Care package assembled, I impulsively grabbed Madeline Miller‘s “The Song of Achilles” from one of my towers of books. On the drive back from delivering our cooler of brisket, matzo and charoset, I read aloud the first two chapters to my husband and daughter.
My tower of books reminded me of a poster that used to hang in my daughter’s bedroom when she was a toddler, an Arnold Lobel illustration that showed a lion who lived in a house of books.

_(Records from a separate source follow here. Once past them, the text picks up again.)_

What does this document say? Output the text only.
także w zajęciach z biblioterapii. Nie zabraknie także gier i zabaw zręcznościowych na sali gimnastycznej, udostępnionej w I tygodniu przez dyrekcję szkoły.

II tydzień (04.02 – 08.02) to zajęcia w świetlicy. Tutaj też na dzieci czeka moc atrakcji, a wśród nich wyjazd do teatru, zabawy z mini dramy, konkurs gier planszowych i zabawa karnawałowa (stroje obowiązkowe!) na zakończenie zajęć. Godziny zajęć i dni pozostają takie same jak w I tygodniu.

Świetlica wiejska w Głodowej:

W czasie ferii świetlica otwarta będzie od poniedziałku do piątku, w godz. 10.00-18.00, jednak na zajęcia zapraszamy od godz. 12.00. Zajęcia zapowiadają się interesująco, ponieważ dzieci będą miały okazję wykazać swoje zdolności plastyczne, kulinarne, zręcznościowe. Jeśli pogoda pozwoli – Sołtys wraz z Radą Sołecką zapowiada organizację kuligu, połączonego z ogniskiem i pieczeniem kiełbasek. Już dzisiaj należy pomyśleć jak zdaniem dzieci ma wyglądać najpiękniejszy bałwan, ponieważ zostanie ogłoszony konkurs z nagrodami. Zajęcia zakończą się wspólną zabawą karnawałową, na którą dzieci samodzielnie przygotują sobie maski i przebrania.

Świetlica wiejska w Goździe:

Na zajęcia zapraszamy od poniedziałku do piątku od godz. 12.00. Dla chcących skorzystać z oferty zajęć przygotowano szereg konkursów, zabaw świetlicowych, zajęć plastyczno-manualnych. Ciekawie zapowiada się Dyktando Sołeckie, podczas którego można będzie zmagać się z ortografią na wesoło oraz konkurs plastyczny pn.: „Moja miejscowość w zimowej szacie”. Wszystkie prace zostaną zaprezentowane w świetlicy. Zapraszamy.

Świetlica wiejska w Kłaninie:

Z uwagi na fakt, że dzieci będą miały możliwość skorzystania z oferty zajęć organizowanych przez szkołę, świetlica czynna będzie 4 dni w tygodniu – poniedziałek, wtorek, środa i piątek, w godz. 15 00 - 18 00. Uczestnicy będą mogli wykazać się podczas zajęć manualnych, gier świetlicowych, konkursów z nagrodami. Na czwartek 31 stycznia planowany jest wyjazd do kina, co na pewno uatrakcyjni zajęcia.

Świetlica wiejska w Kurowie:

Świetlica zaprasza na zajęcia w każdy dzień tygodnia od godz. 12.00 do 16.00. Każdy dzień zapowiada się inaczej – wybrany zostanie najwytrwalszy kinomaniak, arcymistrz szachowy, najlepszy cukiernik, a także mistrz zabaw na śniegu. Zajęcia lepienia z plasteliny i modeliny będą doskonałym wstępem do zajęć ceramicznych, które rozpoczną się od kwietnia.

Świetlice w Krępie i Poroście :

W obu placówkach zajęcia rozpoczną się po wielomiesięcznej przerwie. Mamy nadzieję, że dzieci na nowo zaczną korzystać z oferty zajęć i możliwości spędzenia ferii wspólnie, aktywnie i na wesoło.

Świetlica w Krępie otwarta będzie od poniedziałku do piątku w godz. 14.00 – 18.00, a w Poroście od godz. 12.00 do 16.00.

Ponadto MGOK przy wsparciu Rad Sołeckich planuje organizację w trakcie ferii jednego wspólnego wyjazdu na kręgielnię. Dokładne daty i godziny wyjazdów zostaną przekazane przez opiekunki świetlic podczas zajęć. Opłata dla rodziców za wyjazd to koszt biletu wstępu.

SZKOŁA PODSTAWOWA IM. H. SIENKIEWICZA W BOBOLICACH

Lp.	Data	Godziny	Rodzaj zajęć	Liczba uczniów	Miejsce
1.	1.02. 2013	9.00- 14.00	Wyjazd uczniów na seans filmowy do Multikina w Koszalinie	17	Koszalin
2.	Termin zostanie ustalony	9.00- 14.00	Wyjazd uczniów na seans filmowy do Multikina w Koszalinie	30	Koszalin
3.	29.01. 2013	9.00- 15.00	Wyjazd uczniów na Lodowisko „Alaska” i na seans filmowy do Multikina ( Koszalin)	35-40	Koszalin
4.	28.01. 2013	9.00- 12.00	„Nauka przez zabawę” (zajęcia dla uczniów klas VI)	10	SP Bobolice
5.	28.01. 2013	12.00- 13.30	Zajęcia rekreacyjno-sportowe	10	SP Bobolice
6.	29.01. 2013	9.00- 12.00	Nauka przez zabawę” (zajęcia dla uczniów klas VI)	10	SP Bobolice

Our nighttime ritual was walking around my daughter’s room, holding her in my arms, while I sang what we called the “Nightie-Night Song.” There was a different verse for each beloved object, a verse for all her relatives, and even a verse about the poster. (“Imagine living in a house made of books!/ I bet it’s just as much fun as it looks!”)
The refrain was: This is the nightie-night song. We sing it all night long. We know that nothing goes wrong. If we sing the nightie-night song.
I realize now that the ritual was stolen from — of course — a book, the final entry in the Betsy-Tacy series, “Betsy’s Wedding,” Tacy’s husband has a similar nighttime ritual for their small son. “And we go to the windows and say good night/ To the moon and the stars that shine so bright/ And we go to bed and everything’s right. ”
“Betsy’s Wedding“ ends as the country heads into World War I, more than a hundred years ago. Right now, it feels as if I sang the nightie-night song more than a hundred years ago.